There are two options when it comes to hardware-based HA for IBM i: IBM‘s PowerHA SystemMirror suite, and Dell EMC‘s Symmetrix Remote Distance Facility (SRDF). These hardware-based HA solutions require the customer to store their data in a SAN like IBM’s DS8000 or Storwize V7000, or Dell EMC’s Symmetrix or newer VMAX.
IBM’s PowerHA, which by far the most popular solution here, provides high availability to IBM i shops in a fundamentally different way than logical replication. Here’s how IBM describes it:
“A PowerHA cluster is created by taking the database out of SYSBAS and placing it into an Independent Storage Pool (IASP) and adding SYSBAS objects into the administrative domain. The data in the IASP is shared between the systems in the cluster. When configured into an IBM storage server, the IASP can be switched (LUN level switching) between partitions (nodes) in the cluster, and it can also be replicated to systems dispersed between remote locations. Replication via storage server is accomplished with Metro Mirror or Global Mirror; if one is using an internal disk the technology is called geographic mirroring.”
PowerHA works by replicating the entire page of memory for the DB2 for i database, as opposed to replicating individual transactions. While the PowerHA implementation is more difficult than a logical replication implementation, it can result in a solution that requires less maintenance going forward.
We’ll dig more into hardware-based HA, and into all the different options that IBM offers in its PowerHA suite, in a future issue of The Four Hundred. Stay tuned!
Editor’s note: This story was corrected. PowerHA is not dependent on SAN technology, and does implement data replication between hosts. IT Jungle regrets the errors.

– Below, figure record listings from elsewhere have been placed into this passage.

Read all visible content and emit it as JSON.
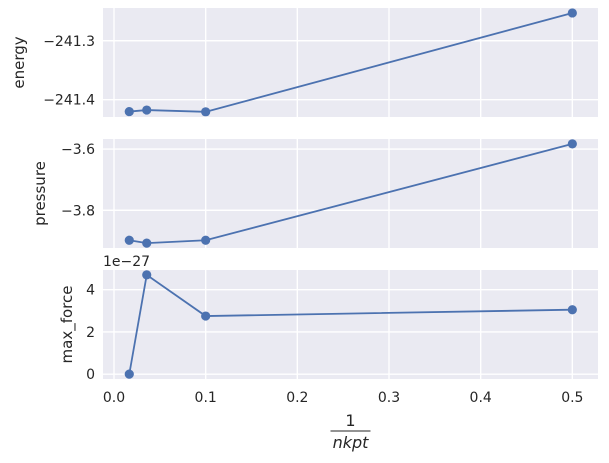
{
  "chart_data": {
    "type": "line",
    "x": [
      0.01667,
      0.03571,
      0.1,
      0.5
    ],
    "xlim": [
      -0.012,
      0.528
    ],
    "x_ticks": [
      0.0,
      0.1,
      0.2,
      0.3,
      0.4,
      0.5
    ],
    "x_tick_labels": [
      "0.0",
      "0.1",
      "0.2",
      "0.3",
      "0.4",
      "0.5"
    ],
    "xlabel": {
      "numerator": "1",
      "denominator": "nkpt"
    },
    "grid": true,
    "colors": {
      "background": "#eaeaf2",
      "grid": "#ffffff",
      "line": "#4c72b0",
      "text": "#262626"
    },
    "panels": [
      {
        "name": "energy",
        "ylabel": "energy",
        "values": [
          -241.4202,
          -241.4176,
          -241.4206,
          -241.2528
        ],
        "ylim": [
          -241.4294,
          -241.2444
        ],
        "y_ticks": [
          -241.3,
          -241.4
        ],
        "y_tick_labels": [
          "−241.3",
          "−241.4"
        ],
        "offset_text": ""
      },
      {
        "name": "pressure",
        "ylabel": "pressure",
        "values": [
          -3.8981,
          -3.9074,
          -3.8981,
          -3.5831
        ],
        "ylim": [
          -3.9233,
          -3.5672
        ],
        "y_ticks": [
          -3.6,
          -3.8
        ],
        "y_tick_labels": [
          "−3.6",
          "−3.8"
        ],
        "offset_text": ""
      },
      {
        "name": "max_force",
        "ylabel": "max_force",
        "values": [
          0.0,
          4.7,
          2.75,
          3.05
        ],
        "ylim": [
          -0.23,
          4.93
        ],
        "y_ticks": [
          0,
          2,
          4
        ],
        "y_tick_labels": [
          "0",
          "2",
          "4"
        ],
        "offset_text": "1e−27"
      }
    ]
  }
}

I’d like to see more coverage on solutions involving a scalable, on-demand LPAR as the backup target. The IBM i HA space seems to cater more to big companies whose operations warrant or can justify a second off-site, physical machine or a dedicated 24×7 LPAR. If there was a de-facto standard of doing near-realtime mirroring to a cold-spare LPAR, ISVs would have less of an excuse to try and demand a second license instance for installing their software on the backup system.